Guideline-Based Recommendations

Diagnosis

  • Assess GH in nonagenarians considering underlying urological pathologies and anticoagulant/antiplatelet therapy.
  • Use geriatric screening tools such as CSHA-CFS to evaluate frailty and baseline function.

Management

  • Identify risk factors including age, sex, antithrombotic therapy, indwelling catheters, and history of bladder cancer to guide admission and treatment decisions.
  • Consider the impact of invasive procedures and catheter use on cognitive and physical decline.

Monitoring & Follow-up

  • Monitor changes in discharge status including survival, catheter dependence, and social service utilization.
  • Use CSHA-CFS score ≥5 to stratify risk and guide clinical decision-making.

Risks

  • Hospital admissions and invasive procedures may lead to cognitive decline, physical deconditioning, and increased dependency.
  • Anticoagulant and antiplatelet therapies increase risk of GH and related complications.

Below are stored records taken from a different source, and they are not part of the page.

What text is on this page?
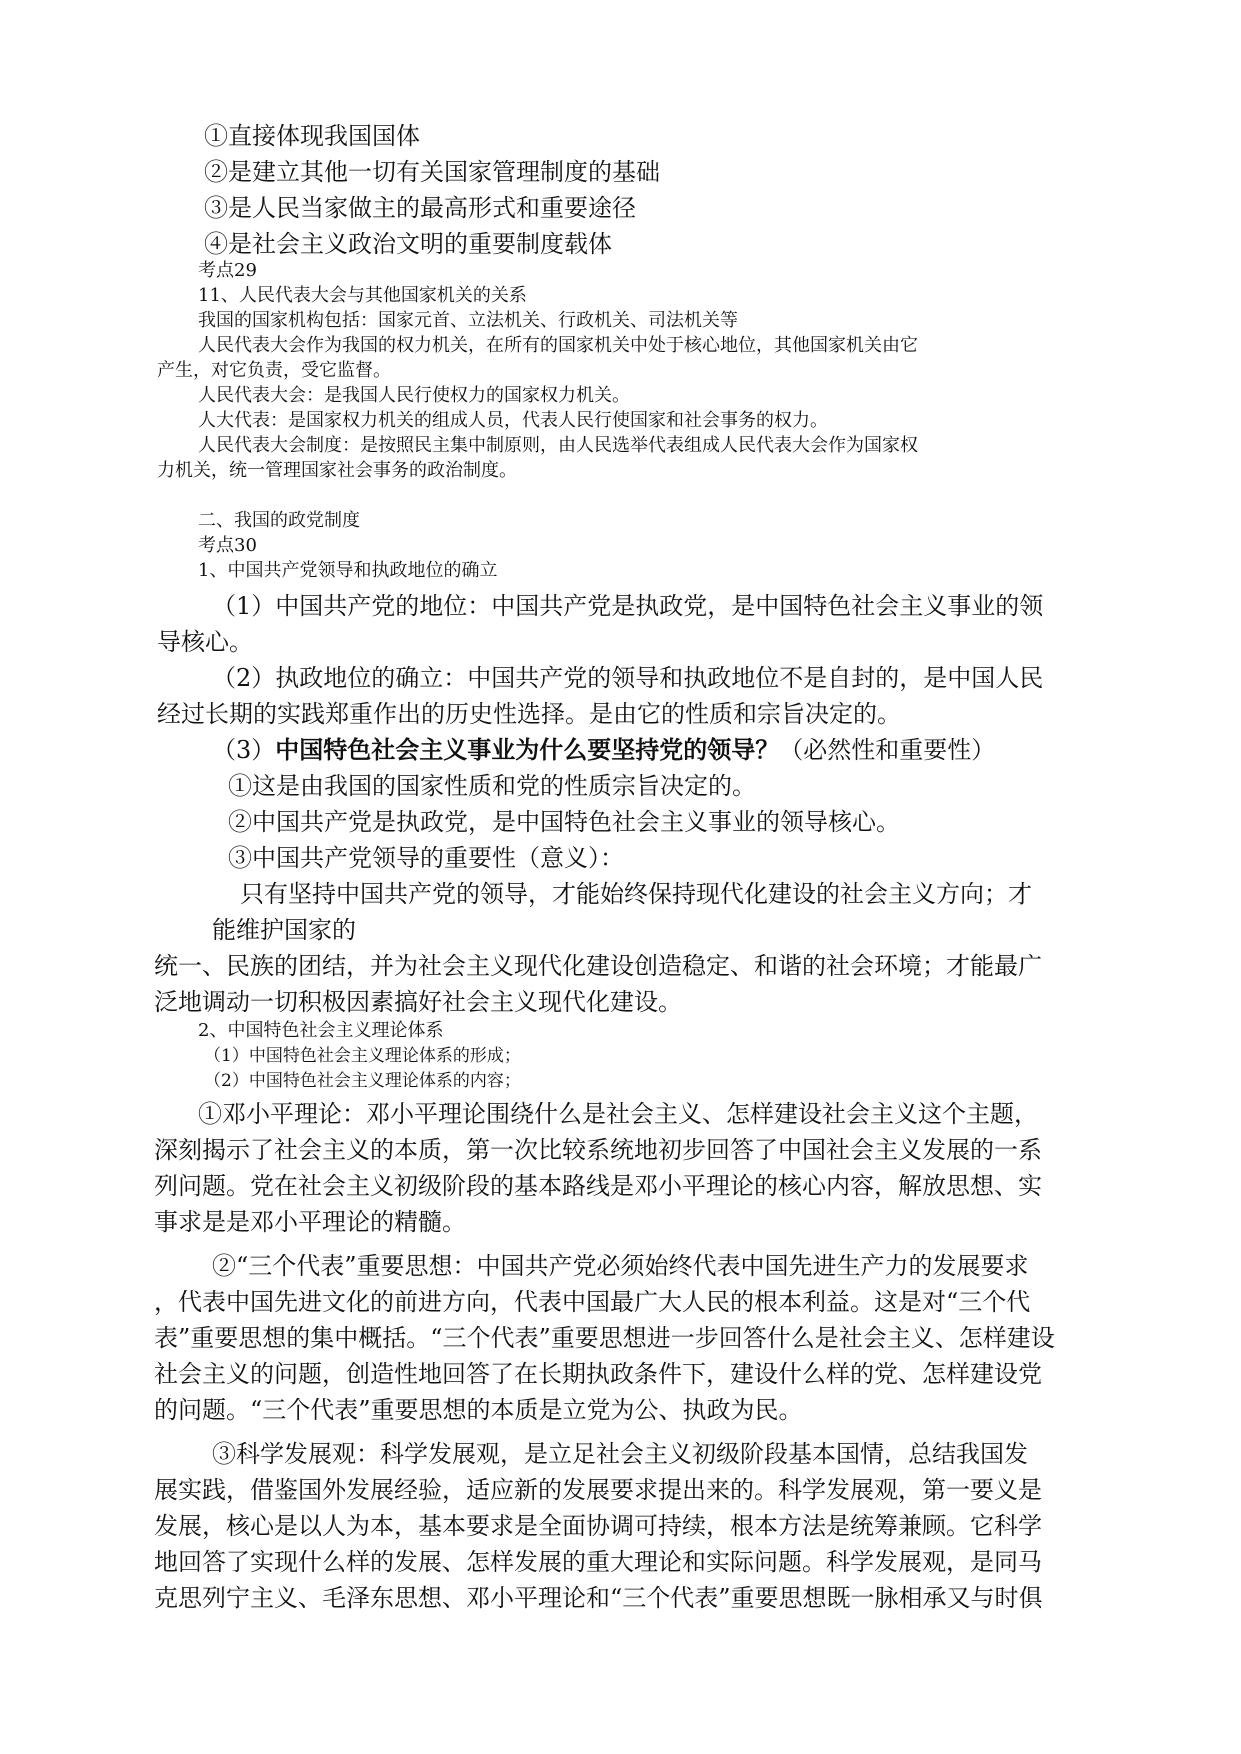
①直接体现我国国体

②是建立其他一切有关国家管理制度的基础

③是人民当家做主的最高形式和重要途径

④是社会主义政治文明的重要制度载体

考点29

11、人民代表大会与其他国家机关的关系

我国的国家机构包括：国家元首、立法机关、行政机关、司法机关等

人民代表大会作为我国的权力机关，在所有的国家机关中处于核心地位，其他国家机关由它

产生，对它负责，受它监督。

人民代表大会：是我国人民行使权力的国家权力机关。

人大代表：是国家权力机关的组成人员，代表人民行使国家和社会事务的权力。

人民代表大会制度：是按照民主集中制原则，由人民选举代表组成人民代表大会作为国家权

力机关，统一管理国家社会事务的政治制度。

二、我国的政党制度

考点30

1、中国共产党领导和执政地位的确立

（1）中国共产党的地位：中国共产党是执政党，是中国特色社会主义事业的领

导核心。

（2）执政地位的确立：中国共产党的领导和执政地位不是自封的，是中国人民

经过长期的实践郑重作出的历史性选择。是由它的性质和宗旨决定的。

（3）中国特色社会主义事业为什么要坚持党的领导？（必然性和重要性）

①这是由我国的国家性质和党的性质宗旨决定的。

②中国共产党是执政党，是中国特色社会主义事业的领导核心。

③中国共产党领导的重要性（意义）：

只有坚持中国共产党的领导，才能始终保持现代化建设的社会主义方向；才

能维护国家的

统一、民族的团结，并为社会主义现代化建设创造稳定、和谐的社会环境；才能最广

泛地调动一切积极因素搞好社会主义现代化建设。

2、中国特色社会主义理论体系

（1）中国特色社会主义理论体系的形成；

（2）中国特色社会主义理论体系的内容；

①邓小平理论：邓小平理论围绕什么是社会主义、怎样建设社会主义这个主题，

深刻揭示了社会主义的本质，第一次比较系统地初步回答了中国社会主义发展的一系

列问题。党在社会主义初级阶段的基本路线是邓小平理论的核心内容，解放思想、实

事求是是邓小平理论的精髓。

②“三个代表”重要思想：中国共产党必须始终代表中国先进生产力的发展要求

，代表中国先进文化的前进方向，代表中国最广大人民的根本利益。这是对“三个代

表”重要思想的集中概括。“三个代表”重要思想进一步回答什么是社会主义、怎样建设

社会主义的问题，创造性地回答了在长期执政条件下，建设什么样的党、怎样建设党

的问题。“三个代表”重要思想的本质是立党为公、执政为民。

③科学发展观：科学发展观，是立足社会主义初级阶段基本国情，总结我国发

展实践，借鉴国外发展经验，适应新的发展要求提出来的。科学发展观，第一要义是

发展，核心是以人为本，基本要求是全面协调可持续，根本方法是统筹兼顾。它科学

地回答了实现什么样的发展、怎样发展的重大理论和实际问题。科学发展观，是同马

克思列宁主义、毛泽东思想、邓小平理论和“三个代表”重要思想既一脉相承又与时俱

Patient & Prescribing Data

Nonagenarian patients admitted to urological wards

High prevalence of antithrombotic therapy use influences GH occurrence; treatment decisions should balance bleeding risk and underlying urological conditions.

Clinical Best Practices

  • Incorporate frailty assessment (CSHA-CFS) routinely in nonagenarian urological patients to inform prognosis and care planning.
  • Evaluate and manage antithrombotic therapy carefully in patients presenting with GH.
  • Plan discharge and social support services based on changes in dependency and frailty status to maintain patient autonomy.